The death penalty occurs when someone is convicted of a major crime, and instead of imprisoning the criminal, he is sentenced to death. This practice is considered unethical since this act’s intrinsic value of killing humans is simply wrong and all humans should have an ultimate value no matter what happened. The humanistic principles that put man above everything else should be used in this case to prove that no matter what a man have done, there should be no reason for a man to kill another man. This could also be seen in another way, which is that the value of an act depends on its consequences, and if the death penalty is allowed and that a man is killed because he has been convicted, but that he is later discovered innocent, the death penalty is now simply wrong since he has been murdered for something he didn’t do. This principle has been demonstrated many times, and it is the fact that sometimes mistakes can be made and the criminal that has been sentenced to death can actually be innocent. Death penalty is obviously not reversible and in the case of a mistake, there is nothing that can be done to bring back the person that has been sentenced to death.

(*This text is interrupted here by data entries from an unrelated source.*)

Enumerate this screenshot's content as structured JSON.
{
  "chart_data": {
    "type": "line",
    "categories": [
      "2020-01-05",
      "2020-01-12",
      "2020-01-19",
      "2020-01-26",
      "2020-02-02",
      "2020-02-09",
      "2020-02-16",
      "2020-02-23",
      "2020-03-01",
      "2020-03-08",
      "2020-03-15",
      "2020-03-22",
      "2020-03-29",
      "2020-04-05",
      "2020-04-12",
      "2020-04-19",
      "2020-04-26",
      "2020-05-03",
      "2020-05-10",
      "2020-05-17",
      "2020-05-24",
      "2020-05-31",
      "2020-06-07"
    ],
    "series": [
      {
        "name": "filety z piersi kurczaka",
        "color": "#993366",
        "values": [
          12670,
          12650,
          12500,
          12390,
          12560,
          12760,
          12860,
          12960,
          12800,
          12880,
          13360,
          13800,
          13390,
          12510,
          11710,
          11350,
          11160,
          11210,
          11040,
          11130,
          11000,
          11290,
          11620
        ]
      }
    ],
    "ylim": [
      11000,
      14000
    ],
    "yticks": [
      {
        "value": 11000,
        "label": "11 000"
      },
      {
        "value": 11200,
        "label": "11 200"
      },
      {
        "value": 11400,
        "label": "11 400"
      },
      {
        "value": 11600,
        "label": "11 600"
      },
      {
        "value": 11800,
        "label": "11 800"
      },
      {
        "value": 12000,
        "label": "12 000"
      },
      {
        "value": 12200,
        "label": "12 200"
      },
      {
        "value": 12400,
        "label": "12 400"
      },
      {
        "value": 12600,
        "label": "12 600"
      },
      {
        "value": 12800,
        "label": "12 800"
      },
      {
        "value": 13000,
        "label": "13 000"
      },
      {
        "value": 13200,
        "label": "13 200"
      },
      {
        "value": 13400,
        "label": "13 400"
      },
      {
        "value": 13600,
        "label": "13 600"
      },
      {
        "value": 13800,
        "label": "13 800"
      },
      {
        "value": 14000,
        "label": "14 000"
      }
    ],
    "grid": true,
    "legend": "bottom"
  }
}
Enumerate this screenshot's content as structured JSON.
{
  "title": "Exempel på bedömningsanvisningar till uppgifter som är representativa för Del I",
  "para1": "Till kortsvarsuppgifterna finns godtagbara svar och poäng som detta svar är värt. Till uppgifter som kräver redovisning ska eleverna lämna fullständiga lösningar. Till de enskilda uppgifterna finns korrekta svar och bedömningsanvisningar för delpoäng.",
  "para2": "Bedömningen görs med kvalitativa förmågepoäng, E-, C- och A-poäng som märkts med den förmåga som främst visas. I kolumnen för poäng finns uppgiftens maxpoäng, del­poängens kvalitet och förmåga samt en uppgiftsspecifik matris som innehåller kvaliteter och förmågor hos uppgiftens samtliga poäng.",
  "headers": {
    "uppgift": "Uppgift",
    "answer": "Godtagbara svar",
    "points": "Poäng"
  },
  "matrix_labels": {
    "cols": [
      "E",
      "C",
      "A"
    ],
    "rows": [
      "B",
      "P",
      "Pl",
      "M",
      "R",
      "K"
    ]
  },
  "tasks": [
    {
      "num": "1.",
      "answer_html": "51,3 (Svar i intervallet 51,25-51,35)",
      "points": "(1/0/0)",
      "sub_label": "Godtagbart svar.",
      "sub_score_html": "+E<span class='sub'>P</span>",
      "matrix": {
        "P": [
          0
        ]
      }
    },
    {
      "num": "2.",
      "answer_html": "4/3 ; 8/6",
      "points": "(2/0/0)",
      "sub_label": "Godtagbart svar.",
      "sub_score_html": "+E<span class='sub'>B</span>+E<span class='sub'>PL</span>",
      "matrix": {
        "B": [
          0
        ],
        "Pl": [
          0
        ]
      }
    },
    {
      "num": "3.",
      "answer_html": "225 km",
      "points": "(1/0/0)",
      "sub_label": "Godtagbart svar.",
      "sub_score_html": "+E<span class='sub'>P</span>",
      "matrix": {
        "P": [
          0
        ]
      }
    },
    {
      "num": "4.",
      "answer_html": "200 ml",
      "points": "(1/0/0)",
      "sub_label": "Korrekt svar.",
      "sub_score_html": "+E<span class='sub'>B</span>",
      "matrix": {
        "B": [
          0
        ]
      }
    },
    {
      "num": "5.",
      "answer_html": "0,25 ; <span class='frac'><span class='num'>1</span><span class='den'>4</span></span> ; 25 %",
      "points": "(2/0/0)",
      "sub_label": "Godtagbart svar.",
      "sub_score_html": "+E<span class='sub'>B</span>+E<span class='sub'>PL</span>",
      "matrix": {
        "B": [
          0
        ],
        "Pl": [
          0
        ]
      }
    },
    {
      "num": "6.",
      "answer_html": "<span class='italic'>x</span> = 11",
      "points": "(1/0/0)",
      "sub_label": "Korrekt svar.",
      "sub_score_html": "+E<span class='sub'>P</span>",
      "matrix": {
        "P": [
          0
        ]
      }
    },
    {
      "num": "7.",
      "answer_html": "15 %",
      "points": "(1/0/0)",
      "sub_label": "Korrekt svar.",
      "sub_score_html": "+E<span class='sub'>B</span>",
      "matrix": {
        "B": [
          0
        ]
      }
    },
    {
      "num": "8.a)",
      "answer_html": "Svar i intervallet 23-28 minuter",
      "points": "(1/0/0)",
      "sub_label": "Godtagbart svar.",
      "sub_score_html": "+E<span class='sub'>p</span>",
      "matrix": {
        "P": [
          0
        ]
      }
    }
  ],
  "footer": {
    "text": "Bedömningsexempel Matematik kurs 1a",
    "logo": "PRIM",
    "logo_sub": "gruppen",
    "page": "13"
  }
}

For example, there has been 30 wrongful convictions in the state of Texas since 2001, where the death penalty is still a practice that is used. These wrongful convictions demonstrate the principle that the consequences could be become the main issue here, and the fact that these people were wrongfully convicted should lead to rethink the idea that a lot of innocent people have been killed and that they should not have been. Sentences such as prison for life should be put forward and used more often if necessary instead of using death penalty, where there is no going back. The numbers of crimes committed won’t be affected by the number of people that are convicted to a death penalty sentence and it won’t affect the comportment and behavior of individuals in the society.
People that disagree with this point of view could say that the people who receive the death penalty really deserved it and because of the consequences of their acts, they deserve to be sentenced with the death penalty. It could also be argued that it is only a small percentage of criminals that are going to be wrongfully convicted and that it is not significant enough to be considered, but to oppose this point of view it is necessary to ask if taking the life of innocent people, even if they represent a minority, is worth taking into consideration. There is also the idea that no other solution is possible since these criminals could do it again. It is true that it has been proven that these people might do criminal acts before if they’ve already done it, and that nothing guarantees that they won’t be recidivists, but if more measures were taken to take care of these criminals, especially psychologically, the results may be different.
To conclude, allowing death penalty is something that should be changed in the world since I believe it is unethical. People should question themselves about this issue by asking themselves if someone punches you in the face, should you be allowed to punch them back, and if so wouldn’t this only make the situation worse?
Jesse, Walker. "No Messing With Death." American Spectator 47.6 (2014):23. Academic Search Premier. Web. 16 Sept. 2014.
Kevin, Johnson, and TODAY USA. "Death penalty support shifts." USA TODAY n.d.: Academic Search Premier. Web. 16 Sept. 2014.